US-China in strategic competition

(VOVWORLD) - US-China relation has long been central to international relations. But since President Donald Trump took office nearly four years ago, this relation has entered a new period of strategic competition and confrontation which intensified in multiple ways this year.
US-China in strategic competition - ảnh 1(Photo: baoquocte.vn)

As soon as he took office in 2017, President Trump launched comprehensive strategic competition against China on several fronts considering China the US’s number one strategic competitor. The US has implemented a number of tough policies against China and the competition became even fiercer in 2020.

Competitions in all aspects

Since COVID-19 broke out in Wuhan, China, the Trump administration has repeatedly accused Beijing of not immediately disclosing the epidemic and not providing sufficient information about it and called it the Chinese virus.
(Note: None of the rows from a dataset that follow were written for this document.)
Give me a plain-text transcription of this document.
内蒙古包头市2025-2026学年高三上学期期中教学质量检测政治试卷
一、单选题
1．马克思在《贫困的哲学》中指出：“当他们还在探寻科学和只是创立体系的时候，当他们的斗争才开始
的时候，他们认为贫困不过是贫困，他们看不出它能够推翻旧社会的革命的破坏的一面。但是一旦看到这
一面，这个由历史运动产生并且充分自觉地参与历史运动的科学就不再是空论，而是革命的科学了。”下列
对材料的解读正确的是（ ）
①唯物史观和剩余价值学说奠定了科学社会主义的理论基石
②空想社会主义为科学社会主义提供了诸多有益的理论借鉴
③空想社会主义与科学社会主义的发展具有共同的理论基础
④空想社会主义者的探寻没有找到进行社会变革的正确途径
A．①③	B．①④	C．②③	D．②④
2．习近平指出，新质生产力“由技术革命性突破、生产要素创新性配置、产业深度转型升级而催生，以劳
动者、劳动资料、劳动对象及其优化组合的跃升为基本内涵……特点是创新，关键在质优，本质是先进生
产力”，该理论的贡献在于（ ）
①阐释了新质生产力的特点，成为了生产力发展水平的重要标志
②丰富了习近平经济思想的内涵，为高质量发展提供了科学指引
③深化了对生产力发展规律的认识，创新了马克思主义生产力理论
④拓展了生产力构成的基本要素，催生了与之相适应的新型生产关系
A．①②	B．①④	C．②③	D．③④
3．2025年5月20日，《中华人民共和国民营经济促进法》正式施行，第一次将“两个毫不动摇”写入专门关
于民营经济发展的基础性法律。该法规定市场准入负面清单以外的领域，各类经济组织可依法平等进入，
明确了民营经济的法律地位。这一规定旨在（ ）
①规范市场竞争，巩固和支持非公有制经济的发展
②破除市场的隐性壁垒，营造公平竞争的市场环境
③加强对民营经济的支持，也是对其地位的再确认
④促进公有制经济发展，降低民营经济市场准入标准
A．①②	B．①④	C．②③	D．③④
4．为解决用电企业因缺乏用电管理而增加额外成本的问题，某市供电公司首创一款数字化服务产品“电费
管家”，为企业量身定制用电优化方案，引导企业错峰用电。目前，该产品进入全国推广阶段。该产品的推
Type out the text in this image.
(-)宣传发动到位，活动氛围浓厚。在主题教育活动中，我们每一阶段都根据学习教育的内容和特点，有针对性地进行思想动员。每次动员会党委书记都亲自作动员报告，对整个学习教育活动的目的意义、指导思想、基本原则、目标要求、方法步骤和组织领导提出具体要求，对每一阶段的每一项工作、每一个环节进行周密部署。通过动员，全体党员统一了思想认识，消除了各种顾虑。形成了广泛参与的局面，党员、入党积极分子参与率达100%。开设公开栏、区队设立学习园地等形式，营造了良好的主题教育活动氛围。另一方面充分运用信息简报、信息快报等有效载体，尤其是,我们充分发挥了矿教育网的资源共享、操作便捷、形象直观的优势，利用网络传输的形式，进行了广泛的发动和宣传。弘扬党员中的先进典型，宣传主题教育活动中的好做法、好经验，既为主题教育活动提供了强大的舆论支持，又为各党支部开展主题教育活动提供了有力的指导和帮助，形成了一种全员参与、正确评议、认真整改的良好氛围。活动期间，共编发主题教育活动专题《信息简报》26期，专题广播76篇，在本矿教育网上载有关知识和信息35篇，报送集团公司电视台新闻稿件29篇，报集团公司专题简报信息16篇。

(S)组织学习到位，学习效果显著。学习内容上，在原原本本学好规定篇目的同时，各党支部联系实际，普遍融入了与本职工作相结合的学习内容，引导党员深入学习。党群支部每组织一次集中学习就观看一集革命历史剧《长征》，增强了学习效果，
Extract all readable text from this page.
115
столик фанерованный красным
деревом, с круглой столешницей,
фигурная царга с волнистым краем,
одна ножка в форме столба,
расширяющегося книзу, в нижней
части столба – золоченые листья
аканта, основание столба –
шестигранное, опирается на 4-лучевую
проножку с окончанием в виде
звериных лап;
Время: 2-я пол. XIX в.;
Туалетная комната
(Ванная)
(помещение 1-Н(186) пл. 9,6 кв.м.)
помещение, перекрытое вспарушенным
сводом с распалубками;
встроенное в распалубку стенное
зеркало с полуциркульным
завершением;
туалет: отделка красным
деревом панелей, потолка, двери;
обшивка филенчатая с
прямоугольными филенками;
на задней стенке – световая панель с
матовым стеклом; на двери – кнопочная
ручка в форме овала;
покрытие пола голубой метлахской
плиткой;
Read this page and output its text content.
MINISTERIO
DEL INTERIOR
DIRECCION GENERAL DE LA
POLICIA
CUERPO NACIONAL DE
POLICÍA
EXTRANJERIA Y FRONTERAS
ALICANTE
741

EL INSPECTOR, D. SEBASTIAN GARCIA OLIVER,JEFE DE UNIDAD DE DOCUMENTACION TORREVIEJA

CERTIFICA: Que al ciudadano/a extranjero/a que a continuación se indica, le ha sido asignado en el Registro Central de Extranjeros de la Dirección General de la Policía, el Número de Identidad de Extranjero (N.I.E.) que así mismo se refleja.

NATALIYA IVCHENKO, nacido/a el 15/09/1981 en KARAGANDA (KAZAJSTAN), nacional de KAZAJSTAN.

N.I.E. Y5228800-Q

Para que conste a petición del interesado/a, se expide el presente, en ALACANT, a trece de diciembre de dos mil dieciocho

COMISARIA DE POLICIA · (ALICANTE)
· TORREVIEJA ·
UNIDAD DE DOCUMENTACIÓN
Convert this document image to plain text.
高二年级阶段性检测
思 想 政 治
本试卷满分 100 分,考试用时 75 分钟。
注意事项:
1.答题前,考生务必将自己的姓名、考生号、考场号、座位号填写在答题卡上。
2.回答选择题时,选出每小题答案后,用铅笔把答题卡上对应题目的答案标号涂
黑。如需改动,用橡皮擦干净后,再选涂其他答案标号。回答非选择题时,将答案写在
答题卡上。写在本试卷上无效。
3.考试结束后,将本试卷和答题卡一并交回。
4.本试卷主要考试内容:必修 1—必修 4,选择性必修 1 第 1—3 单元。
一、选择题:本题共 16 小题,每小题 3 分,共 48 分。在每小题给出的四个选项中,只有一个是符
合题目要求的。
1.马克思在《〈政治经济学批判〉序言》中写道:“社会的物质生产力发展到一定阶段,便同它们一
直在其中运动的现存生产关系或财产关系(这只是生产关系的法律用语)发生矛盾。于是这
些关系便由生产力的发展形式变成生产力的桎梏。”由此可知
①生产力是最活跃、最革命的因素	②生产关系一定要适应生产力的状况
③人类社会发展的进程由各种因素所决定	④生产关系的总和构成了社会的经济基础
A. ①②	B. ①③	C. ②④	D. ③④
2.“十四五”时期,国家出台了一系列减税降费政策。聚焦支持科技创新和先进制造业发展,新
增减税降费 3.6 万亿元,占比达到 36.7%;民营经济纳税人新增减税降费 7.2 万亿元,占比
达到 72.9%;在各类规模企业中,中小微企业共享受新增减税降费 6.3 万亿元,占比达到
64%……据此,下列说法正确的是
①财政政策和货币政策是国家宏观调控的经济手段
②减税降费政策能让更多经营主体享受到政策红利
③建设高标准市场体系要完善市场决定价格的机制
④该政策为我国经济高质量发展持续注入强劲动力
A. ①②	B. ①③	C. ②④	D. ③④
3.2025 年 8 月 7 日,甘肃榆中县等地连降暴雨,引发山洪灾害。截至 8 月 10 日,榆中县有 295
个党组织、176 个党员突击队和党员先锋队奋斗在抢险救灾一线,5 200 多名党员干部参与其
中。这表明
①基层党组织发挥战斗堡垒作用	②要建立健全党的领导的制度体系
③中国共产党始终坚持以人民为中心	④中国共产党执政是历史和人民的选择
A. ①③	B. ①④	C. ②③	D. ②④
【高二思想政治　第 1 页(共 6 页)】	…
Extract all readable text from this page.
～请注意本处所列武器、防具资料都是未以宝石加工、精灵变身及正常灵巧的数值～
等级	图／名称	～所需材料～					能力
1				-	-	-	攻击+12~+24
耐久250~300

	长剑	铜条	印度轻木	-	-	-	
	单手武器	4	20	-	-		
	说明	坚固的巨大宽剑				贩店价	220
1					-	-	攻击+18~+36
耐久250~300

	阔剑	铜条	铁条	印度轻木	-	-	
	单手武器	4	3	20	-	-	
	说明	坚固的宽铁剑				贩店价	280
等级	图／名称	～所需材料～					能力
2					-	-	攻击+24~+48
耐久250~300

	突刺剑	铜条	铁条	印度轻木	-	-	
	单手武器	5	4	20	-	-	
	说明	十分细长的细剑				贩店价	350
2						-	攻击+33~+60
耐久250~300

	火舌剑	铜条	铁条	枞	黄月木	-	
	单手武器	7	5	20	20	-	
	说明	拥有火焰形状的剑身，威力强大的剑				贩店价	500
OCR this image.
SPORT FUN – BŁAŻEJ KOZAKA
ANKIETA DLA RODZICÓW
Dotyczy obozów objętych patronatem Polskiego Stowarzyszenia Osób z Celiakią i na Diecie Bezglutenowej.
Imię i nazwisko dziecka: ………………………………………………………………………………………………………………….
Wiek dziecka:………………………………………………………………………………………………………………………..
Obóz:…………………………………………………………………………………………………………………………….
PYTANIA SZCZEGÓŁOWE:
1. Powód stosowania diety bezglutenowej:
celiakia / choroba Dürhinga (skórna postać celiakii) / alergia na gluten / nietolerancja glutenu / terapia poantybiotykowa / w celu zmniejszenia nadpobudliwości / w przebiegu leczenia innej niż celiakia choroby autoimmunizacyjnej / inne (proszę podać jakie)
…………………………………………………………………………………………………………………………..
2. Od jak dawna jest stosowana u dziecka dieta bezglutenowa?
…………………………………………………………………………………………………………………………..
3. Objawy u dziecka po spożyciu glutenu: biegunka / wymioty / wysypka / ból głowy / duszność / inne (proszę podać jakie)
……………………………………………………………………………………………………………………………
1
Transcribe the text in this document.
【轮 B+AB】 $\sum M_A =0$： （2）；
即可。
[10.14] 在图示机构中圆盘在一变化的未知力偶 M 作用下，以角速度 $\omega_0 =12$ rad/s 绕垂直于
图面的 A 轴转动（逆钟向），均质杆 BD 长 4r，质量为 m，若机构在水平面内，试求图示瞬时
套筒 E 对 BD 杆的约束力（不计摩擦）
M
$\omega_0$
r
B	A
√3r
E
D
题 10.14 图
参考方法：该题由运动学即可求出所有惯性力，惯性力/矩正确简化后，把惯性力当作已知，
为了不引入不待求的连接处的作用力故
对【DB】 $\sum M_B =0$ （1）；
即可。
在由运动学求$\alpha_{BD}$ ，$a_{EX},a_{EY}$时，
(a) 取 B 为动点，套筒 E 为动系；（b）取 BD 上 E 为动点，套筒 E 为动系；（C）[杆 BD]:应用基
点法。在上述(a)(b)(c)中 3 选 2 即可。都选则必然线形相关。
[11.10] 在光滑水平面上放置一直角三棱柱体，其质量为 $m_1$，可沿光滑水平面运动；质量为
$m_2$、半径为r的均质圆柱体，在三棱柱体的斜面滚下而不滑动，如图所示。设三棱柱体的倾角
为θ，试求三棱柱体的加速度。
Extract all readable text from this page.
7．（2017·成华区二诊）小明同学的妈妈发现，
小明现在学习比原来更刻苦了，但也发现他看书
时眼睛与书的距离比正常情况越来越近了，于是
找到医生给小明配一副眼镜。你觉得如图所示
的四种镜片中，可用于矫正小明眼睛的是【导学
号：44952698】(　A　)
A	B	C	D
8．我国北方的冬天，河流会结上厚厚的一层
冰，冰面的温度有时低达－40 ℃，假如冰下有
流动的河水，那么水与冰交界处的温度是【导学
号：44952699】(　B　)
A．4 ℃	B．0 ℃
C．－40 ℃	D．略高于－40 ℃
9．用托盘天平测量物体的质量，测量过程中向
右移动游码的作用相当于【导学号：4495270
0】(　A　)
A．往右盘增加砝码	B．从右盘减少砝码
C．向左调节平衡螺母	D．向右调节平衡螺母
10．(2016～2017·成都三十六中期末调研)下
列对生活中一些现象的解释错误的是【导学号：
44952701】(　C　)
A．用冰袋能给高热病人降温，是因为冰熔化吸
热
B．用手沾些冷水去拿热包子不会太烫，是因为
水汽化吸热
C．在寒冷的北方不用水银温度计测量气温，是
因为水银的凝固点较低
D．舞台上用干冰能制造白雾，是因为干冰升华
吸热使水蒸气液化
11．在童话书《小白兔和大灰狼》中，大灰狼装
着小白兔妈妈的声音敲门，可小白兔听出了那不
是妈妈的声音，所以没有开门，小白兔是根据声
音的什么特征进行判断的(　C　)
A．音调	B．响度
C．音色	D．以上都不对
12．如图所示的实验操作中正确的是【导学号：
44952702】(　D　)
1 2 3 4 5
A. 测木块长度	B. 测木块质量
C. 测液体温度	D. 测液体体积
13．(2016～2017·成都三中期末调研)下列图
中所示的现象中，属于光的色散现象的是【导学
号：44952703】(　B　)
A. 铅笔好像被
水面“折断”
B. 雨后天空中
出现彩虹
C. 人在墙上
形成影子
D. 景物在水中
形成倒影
The US threatened to sanction China and require China to pay for the serious damage caused by COVID-19. In retaliation, Beijing accused Washington of politicizing the crisis to divert the public away from the US’s failures to cope with the epidemic.

In July,  the US abruptly ordered China to close its consulate in Houston, accusing diplomats of aiding economic espionage and the attempted theft of scientific research. Beijing denied all the accusations and retaliated by ordering the closure of the US consulate in the city of Chengdu in Sichuan province.

“Tit for tat” related to Hong Kong have fueled the tension. In response to China’s enactment of a new Hong Kong security law on June 30, President Trump on July 14 signed an order to end preferential economic treatment for Hong Kong and adopted the Hong Kong Autonomy Act, which imposes sanctions on officials and entities in Hong Kong and mainland China who are deemed to have violated Hong Kong's autonomy, and punishes financial institutions that do business with them.

Confrontation between Washington and Beijing extends to the South China Sea (known as East Sea in Vietnam). The US has rejected China’s claims in the region and has stepped up patrols by warships and military aircraft to enforce freedom of navigation and aviation in the East Sea.

The two countries are also facing off over technology. After blacklisting Huawei in in 2019, President Trump in August issued executive orders banning its transactions with Chinese tech firms ByteDance and Tencent which own Tiktok and WeChat, the two top applications developed by China. The US has also expanded its blacklist of Chinese companies, tightened visas for Chinese Party members, and suspended cultural exchanges between the two countries.

Adjusting policy, direct confrontation

During the last 40 years since the US and China established diplomatic ties in 1979, US Presidents have pursued positive engagement policies of cooperation and restraint in its relationship with China while trying to engage China in the current international system where the game is arranged by the US. Since China changed its diplomacy of “hide your strength and bide your time” to “major country diplomacy”, relations between Washington and Beijing have deteriorated.

The US administration issued a “Strategic Approach to the People’s Republic of China” in May this year, which calls for a confrontational approach to the challenges China presents and to compel Beijing to cease or reduce actions harmful to the US’s vital, national interests and those of its allies and partners. The US administration’s tough stance against China has been supported by both parties in Congress.

US-China strategic competition is now the main axis of international politics. Though this confrontation is unlikely to end soon under the new US administration, analysts doubt there will be any major conflict in 2021 because the two have shared interests in many areas of economic cooperation.